Elon Musk Found Out That $90 Million Isn't Too Much to Pay for Priceless Publicity

The SpaceX launch of the Tesla payload was a success, but the car company still has struggles to work through.
Entrepreneur Staff
Staff Writer. Covers leadership, media, technology and culture.
3 min read

While the payload of SpaceX’s inaugural test flight of the Falcon Heavy Rocket -- Elon Musk’s red Tesla roadster carrying a dummy outfitted in a spacesuit -- was initially headed for Mars’s orbit, the rocket’s third burn was so effective that the vehicle kept going to the asteroid belt in between the red planet and Jupiter.


It seems that even though the trajectory is not what was planned, the vehicle, which was outfitted with a special message for anyone who might come across it -- “Made on Earth by humans” -- the payload could end up paying off back on its home planet.

 

Printed on the circuit board of a car in deep space

A post shared by Elon Musk (@elonmusk) on Feb 6, 2018 at 2:40pm PST

Sandy Rubinstein, the CEO of DXagency, tells Entrepreneur that the idea to have a Tesla vehicle be the payload was a brilliant one. “The amount of web traffic [and] consumer excitement from the images of the vehicle ascending and the amount of earned media he garnered from news outlets all over the world will absolutely exceed the costs of the endeavor,” Rubinstein says. “The stock is up today and the forecast is tremendously positive.

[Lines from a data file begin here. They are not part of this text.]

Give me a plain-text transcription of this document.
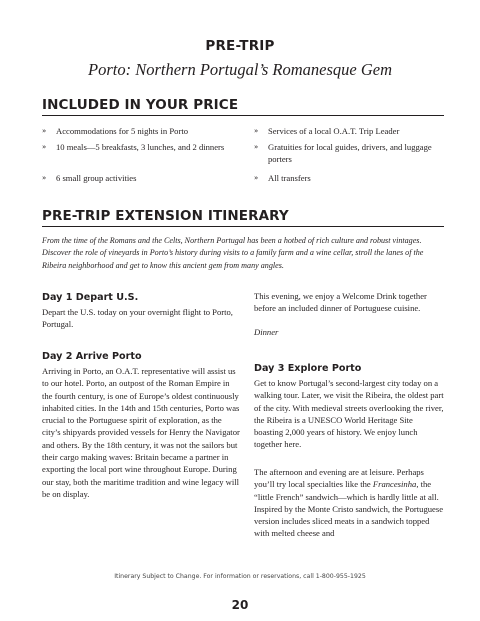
PRE-TRIP
Porto: Northern Portugal’s Romanesque Gem
INCLUDED IN YOUR PRICE
»	Accommodations for 5 nights in Porto
»	10 meals—5 breakfasts, 3 lunches, and 2 dinners
»	6 small group activities
»	Services of a local O.A.T. Trip Leader
»	Gratuities for local guides, drivers, and luggage porters
»	All transfers
PRE-TRIP EXTENSION ITINERARY
From the time of the Romans and the Celts, Northern Portugal has been a hotbed of rich culture and robust vintages. Discover the role of vineyards in Porto’s history during visits to a family farm and a wine cellar, stroll the lanes of the Ribeira neighborhood and get to know this ancient gem from many angles.
Day 1 Depart U.S.
Depart the U.S. today on your overnight flight to Porto, Portugal.
Day 2 Arrive Porto
Arriving in Porto, an O.A.T. representative will assist us to our hotel. Porto, an outpost of the Roman Empire in the fourth century, is one of Europe’s oldest continuously inhabited cities. In the 14th and 15th centuries, Porto was crucial to the Portuguese spirit of exploration, as the city’s shipyards provided vessels for Henry the Navigator and others. By the 18th century, it was not the sailors but their cargo making waves: Britain became a partner in exporting the local port wine throughout Europe. During our stay, both the maritime tradition and wine legacy will be on display.
This evening, we enjoy a Welcome Drink together before an included dinner of Portuguese cuisine.
Dinner
Day 3 Explore Porto
Get to know Portugal’s second-largest city today on a walking tour. Later, we visit the Ribeira, the oldest part of the city. With medieval streets overlooking the river, the Ribeira is a UNESCO World Heritage Site boasting 2,000 years of history. We enjoy lunch together here.
The afternoon and evening are at leisure. Perhaps you’ll try local specialties like the Francesinha, the “little French” sandwich—which is hardly little at all. Inspired by the Monte Cristo sandwich, the Portuguese version includes sliced meats in a sandwich topped with melted cheese and
Itinerary Subject to Change. For information or reservations, call 1-800-955-1925
20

This stunt will continue to pay dividends to Tesla for years to come.”

Deb Gabor, the CEO of SOL Marketing, says that while it is tough to calculate, the financial value of the stunt would likely be less than the $90 million Musk spent. But the move was incredibly valuable nonetheless from a brand awareness perspective.

Related: Elon Musk and SpaceX Just Made History With Successful Falcon Heavy Launch

"With this event, Musk harnessed an opportunity to express his two flagship brands' beliefs and values through the clever narrative of 'the car that went to space,' capturing his audience's imagination and indelibly imprinting on their hearts," Gabor says. “Brand strategies like this highlight the magic of Tesla's 'no-marketing' marketing strategy that's propelled them to brand leadership without investing significant dollars in advertising.”

While the reach for the stars was an inventive one from the perspective of trying to engender some goodwill, the company is still struggling. The question remains of how safe Tesla car factories are for employees and how effectively and fairly the company handles the aftermath of on-the-job injuries.

And while Tesla's stock was up by 3 percent on Wednesday morning ahead of the release of its 2017 fourth quarter earnings, the company is still dogged by not meeting its production goals for the Model 3, making only half the number of cars that it was expected to manufacture in December.